JD: I think it’s going to be pretty freeform. It’s not going to be an issue-based thing like The Media. They’re obviously great and an inspiration behind the site, but we’re just going to be posting stuff that we get. It’s hard to fit an issue focus like they are. As of now, we’ll probably be posting a few articles a week, three or four, with the capacity we have. We still don’t have a huge budget or huge support, so that’s related to the capacity we have, and honestly that’s as much as I think we need to post at the moment. I think they’re a great inspiration, and Impose, who we partnered with, are also an inspiration. I think they do a really good job covering both very popular established artists and also breaking new artists that aren’t going to receive a lot of media attention in more corporate outlets.
A couple months ago, Jana Hunter from Lower Dens came to Houston and gave a lecture about politics in music and posed the question if artists had a responsibility to be political in their music. I was wondering if that’s something you agree with, and maybe one of the reasons behind starting something like this.
VR: I think part of what makes this so exciting for me is this project was started a bit independently of Downtown Boys. First and foremost, we are people who are affected by the world and by the things going on in it. Downtown Boys, for me, is one way to have agency in that, and creating a media platform is another way to have agency in that. They can use each other and coexist, but I think it’s really important to think of artists as more than just their art. A lot of artists are racist, a lot are misogynist, a lot are political, and a lot are feminist. We’re more than any of the products we make. I think that’s part of why this is really exciting, and also because it’s rooted in Demand Progress. Joey and I, we do a lot of things outside of Downtown Boys; we have political drive and interest. As much as I’m happy that this gets to coexist with Downtown Boys, I think it’s also really important to realize this is another thing we do.

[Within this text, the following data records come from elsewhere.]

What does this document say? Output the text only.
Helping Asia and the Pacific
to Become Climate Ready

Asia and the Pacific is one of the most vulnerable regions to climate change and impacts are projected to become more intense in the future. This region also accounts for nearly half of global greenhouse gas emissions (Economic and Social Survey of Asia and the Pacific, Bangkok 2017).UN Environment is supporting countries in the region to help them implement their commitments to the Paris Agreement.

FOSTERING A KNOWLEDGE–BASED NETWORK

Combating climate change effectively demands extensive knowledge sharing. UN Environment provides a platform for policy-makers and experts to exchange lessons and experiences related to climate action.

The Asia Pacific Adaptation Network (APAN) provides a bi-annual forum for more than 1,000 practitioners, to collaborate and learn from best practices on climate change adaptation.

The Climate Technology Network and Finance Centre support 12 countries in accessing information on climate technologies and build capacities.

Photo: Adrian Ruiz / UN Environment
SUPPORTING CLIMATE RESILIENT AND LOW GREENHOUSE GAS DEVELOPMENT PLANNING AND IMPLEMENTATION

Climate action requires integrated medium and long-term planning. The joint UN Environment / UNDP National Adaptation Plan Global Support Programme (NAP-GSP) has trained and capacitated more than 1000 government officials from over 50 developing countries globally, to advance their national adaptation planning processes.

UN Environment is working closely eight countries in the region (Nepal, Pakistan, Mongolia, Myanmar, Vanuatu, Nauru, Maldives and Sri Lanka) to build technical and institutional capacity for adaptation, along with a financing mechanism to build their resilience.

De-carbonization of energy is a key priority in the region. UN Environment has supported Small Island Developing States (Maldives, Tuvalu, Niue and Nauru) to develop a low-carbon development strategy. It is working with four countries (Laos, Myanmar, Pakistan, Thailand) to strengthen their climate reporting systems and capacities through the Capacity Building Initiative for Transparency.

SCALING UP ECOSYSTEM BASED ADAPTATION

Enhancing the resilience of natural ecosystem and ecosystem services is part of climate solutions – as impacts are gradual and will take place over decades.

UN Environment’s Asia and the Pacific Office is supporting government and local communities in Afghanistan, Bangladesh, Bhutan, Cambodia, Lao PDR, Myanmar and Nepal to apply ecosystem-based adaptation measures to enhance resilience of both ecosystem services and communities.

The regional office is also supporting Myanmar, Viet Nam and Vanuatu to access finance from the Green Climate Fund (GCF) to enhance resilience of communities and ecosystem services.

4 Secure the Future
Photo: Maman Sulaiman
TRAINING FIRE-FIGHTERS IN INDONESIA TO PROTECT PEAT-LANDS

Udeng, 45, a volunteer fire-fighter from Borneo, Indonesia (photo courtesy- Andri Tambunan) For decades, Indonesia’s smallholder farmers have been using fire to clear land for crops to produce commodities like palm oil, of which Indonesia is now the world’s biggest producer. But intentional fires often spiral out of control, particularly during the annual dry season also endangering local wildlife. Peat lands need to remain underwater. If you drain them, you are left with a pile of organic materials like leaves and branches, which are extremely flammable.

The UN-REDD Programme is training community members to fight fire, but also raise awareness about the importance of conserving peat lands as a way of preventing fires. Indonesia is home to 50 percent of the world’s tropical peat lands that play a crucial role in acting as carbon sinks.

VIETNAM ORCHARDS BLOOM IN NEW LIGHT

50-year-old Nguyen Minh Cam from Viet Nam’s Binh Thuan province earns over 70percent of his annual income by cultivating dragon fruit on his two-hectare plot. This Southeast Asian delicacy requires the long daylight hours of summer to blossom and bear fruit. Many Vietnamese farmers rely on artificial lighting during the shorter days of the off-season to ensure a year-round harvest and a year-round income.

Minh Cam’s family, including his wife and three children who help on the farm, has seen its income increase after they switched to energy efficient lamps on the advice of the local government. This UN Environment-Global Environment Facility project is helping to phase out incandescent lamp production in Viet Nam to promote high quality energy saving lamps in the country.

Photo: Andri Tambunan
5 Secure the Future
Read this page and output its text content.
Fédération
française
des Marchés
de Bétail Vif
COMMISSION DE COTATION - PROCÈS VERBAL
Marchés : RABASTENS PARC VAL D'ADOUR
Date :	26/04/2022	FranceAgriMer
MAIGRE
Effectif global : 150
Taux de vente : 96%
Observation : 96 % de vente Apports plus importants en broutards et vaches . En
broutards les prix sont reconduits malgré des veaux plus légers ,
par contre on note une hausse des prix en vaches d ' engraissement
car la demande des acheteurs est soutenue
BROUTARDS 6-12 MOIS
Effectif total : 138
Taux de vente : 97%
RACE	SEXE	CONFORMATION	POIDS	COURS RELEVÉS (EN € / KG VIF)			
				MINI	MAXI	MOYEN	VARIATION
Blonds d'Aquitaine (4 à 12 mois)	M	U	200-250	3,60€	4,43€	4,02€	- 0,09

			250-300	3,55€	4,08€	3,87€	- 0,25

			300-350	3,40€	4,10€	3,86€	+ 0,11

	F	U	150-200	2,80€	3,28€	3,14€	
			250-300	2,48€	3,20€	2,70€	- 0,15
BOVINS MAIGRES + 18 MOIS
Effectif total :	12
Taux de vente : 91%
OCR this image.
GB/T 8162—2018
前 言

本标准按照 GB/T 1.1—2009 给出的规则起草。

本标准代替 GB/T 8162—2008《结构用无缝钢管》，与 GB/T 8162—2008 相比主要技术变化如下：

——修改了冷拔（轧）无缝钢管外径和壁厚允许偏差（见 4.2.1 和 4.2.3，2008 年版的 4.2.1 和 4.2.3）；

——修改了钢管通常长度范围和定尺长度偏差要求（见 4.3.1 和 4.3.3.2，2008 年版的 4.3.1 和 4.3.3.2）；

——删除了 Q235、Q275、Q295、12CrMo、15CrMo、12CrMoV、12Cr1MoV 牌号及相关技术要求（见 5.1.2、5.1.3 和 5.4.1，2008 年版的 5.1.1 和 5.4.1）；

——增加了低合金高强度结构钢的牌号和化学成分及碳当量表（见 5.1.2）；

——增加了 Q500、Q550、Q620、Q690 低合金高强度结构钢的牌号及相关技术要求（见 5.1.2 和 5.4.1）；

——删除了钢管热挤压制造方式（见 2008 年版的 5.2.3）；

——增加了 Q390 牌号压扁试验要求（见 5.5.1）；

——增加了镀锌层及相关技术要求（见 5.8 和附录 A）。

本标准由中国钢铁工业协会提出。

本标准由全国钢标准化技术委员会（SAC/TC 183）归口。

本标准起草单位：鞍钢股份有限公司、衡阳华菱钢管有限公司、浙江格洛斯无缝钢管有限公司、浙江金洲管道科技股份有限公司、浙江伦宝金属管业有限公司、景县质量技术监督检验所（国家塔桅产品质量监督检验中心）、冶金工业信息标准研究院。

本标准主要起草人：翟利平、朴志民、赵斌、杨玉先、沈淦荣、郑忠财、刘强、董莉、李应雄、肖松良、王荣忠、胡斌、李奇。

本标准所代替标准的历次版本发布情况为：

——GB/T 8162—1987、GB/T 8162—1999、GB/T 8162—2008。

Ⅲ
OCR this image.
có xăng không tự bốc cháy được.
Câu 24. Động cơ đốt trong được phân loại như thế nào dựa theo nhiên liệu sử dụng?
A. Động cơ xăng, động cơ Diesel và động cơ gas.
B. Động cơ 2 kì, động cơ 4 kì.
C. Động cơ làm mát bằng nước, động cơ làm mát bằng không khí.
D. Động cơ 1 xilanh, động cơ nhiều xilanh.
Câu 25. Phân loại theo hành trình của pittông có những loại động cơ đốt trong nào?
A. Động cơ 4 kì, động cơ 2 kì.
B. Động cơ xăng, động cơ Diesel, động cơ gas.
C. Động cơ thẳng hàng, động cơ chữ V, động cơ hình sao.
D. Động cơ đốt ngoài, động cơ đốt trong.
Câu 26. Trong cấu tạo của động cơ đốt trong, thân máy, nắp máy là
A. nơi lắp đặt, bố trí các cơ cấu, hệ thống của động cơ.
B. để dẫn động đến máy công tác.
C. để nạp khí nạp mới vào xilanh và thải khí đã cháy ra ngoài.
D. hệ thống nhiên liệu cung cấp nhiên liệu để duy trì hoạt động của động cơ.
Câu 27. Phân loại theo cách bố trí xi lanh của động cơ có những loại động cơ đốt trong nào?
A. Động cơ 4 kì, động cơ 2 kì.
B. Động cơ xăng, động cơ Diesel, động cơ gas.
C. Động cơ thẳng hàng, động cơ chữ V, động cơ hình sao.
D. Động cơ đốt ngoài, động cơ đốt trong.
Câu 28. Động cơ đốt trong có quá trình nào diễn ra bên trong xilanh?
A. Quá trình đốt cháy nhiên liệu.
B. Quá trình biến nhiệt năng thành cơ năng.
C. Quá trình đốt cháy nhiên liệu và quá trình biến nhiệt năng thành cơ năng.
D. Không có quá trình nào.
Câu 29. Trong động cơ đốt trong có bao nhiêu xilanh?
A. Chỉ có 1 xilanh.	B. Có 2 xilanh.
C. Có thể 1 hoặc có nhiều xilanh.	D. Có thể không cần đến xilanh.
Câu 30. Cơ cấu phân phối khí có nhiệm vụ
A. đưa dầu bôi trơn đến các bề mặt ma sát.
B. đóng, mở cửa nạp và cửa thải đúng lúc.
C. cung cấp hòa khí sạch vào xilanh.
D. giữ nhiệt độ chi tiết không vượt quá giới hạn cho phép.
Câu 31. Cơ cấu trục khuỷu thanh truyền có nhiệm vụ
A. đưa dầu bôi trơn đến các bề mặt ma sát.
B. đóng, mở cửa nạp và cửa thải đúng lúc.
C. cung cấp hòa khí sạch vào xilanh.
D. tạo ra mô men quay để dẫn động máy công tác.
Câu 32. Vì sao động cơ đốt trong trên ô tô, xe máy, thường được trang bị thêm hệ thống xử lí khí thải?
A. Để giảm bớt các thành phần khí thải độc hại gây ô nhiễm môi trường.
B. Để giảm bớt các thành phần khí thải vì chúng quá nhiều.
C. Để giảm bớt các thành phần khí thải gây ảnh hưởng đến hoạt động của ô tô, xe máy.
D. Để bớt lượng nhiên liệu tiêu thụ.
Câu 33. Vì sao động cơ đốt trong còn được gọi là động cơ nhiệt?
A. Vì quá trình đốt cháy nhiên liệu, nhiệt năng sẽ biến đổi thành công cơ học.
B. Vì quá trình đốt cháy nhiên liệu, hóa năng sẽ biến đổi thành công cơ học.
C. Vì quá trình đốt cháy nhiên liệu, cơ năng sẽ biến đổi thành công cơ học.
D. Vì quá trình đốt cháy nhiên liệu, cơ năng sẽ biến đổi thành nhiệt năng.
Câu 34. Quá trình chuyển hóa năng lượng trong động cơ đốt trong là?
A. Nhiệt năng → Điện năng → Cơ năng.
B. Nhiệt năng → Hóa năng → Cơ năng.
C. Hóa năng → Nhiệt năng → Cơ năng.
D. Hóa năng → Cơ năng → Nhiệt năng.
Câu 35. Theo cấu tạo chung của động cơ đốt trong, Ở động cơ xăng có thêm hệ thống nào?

JD: I agree with all that. I feel like responsibility implies choice in a way, and I think for our band and all the artists we’re featuring, it isn’t a choice. Your art is a reflection of who you are and where you’re standing within power structures. Being political isn’t just making a song where the chorus is “fuck this thing.” That is political and that’s good, but it can be a whole host of other things. One of the interviews we have up now is with Sadie from Speedy Ortiz and she talks about the politics of subtlety and how she reaches some of the bros who come to her show.
Like Victoria says, everyone is inevitably going to be more than what their product that they create is, and everyone is going to be bringing that to the table. What the mainstream media often focuses on is people bringing a certain set of characteristics to the table and bringing their experience and their interpretation of living within a certain set of power structures to the table. Those are political too. The boring, rich, folk revival bands like Mumford and Sons, you wouldn’t necessarily ask them if they have a responsibility to be political because they’re upholding power structures. They don’t think about it as being political, and they don’t think about the responsibility, but in fact they have that responsibility to their corporate overlords to reproduce those structures and make those corporations a lot of money. That is their responsibility as a group and how they express their politics. I don’t think it’s a choice, necessarily. I think it’s what you end up doing on either side of the equation.